I did most of the driving and drove the 106 Rallye Carl did the majority of the driving of his 306.

I did let one of the writers drive it but he did a couple of laps of the test track outer ring and that was it


----------



## nick_mcuk (Jan 4, 2008)

The video when live on the AutoExpress YouTube channel today


----------



## 20vKarlos (Aug 8, 2009)

brilliant efforts!


----------



## nick_mcuk (Jan 4, 2008)

As promised finally got the DVD full of the best Pics of the photo shoot 

Enjoy!


----------



## Testor VTS (May 29, 2009)

WOW! Stunning as always!

Who's 306 was that? Someone from 306GTI6?


----------



## nick_mcuk (Jan 4, 2008)

306 is Carl Chambers car.


----------



## Testor VTS (May 29, 2009)

nick_mcuk said:


> 306 is Carl Chambers car.


He is quite a 306 addict himself  :thumb: Did you see his BTCC 306?


----------



## nick_mcuk (Jan 4, 2008)

VTS_Tibi said:


> He is quite a 306 addict himself  :thumb: Did you see his BTCC 306?

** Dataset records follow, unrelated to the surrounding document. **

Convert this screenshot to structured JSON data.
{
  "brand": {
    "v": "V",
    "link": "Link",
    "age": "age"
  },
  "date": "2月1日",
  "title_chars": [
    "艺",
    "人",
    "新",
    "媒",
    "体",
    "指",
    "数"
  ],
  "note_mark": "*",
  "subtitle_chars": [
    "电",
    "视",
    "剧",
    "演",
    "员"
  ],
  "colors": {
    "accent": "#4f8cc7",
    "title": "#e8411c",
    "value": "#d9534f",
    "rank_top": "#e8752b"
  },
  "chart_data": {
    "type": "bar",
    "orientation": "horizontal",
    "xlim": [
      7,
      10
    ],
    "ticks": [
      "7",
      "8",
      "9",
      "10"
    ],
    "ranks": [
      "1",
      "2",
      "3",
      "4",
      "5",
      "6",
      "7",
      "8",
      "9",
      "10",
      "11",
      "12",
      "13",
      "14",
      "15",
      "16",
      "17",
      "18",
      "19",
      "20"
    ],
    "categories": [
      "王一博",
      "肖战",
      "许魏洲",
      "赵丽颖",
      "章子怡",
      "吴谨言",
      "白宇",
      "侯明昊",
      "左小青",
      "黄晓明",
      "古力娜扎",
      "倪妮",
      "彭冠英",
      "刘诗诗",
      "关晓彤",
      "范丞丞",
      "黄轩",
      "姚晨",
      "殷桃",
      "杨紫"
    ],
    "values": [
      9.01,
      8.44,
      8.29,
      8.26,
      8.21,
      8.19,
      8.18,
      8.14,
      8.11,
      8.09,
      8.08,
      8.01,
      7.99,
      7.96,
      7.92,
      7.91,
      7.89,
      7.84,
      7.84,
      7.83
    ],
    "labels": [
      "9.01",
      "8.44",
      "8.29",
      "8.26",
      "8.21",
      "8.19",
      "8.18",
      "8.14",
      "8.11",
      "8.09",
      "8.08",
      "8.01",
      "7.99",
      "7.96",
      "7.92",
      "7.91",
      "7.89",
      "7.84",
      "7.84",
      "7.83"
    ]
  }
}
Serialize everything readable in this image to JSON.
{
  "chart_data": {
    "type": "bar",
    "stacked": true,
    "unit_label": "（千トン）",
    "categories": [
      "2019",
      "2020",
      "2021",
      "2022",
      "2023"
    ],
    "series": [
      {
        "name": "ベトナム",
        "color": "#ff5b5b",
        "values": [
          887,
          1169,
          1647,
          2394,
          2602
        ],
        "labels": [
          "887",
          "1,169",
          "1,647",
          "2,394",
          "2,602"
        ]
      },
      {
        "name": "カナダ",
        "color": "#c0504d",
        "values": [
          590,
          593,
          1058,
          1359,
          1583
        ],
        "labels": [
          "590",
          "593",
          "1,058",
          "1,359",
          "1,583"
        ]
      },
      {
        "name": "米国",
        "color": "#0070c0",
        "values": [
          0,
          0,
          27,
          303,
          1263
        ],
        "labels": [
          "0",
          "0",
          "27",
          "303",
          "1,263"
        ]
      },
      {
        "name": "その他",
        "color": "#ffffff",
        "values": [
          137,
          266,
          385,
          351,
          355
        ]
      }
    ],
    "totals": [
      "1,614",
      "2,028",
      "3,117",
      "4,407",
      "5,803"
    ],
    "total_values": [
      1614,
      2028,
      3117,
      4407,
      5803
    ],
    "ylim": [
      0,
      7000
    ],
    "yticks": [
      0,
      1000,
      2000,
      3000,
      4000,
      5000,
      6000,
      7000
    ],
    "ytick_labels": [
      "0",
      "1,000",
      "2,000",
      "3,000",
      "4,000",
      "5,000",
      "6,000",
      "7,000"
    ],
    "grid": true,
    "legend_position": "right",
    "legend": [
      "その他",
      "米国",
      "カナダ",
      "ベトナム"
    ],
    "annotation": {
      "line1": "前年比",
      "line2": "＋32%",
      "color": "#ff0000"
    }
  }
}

Which one? I wet sanded and corrected the yellow one when it was still a road car 

Carl is a very good mate of mine and he does have a very unhealthy obsession with Peugeot and Renault


----------



## Jdudley90 (Mar 13, 2011)

How many miles! Doesn't show it, beautiful car.


----------



## Rabidracoon28 (May 31, 2012)

Perfection


----------



## nick_mcuk (Jan 4, 2008)

Jdudley90 said:


> How many miles! Doesn't show it, beautiful car.


I bought it on 110-15k so not done many in it since i have owned it for 4-5 years...(I honestly cant remember how long I have had it now!)

Its only had one owner previous to me anyhow so I know its 100% genuine


----------



## The_Bouncer (Nov 24, 2010)

Said it before and will again - Simply Stunning !!!!


----------



## rojer386 (Mar 15, 2008)

Amazing! Just simply stunning,,


----------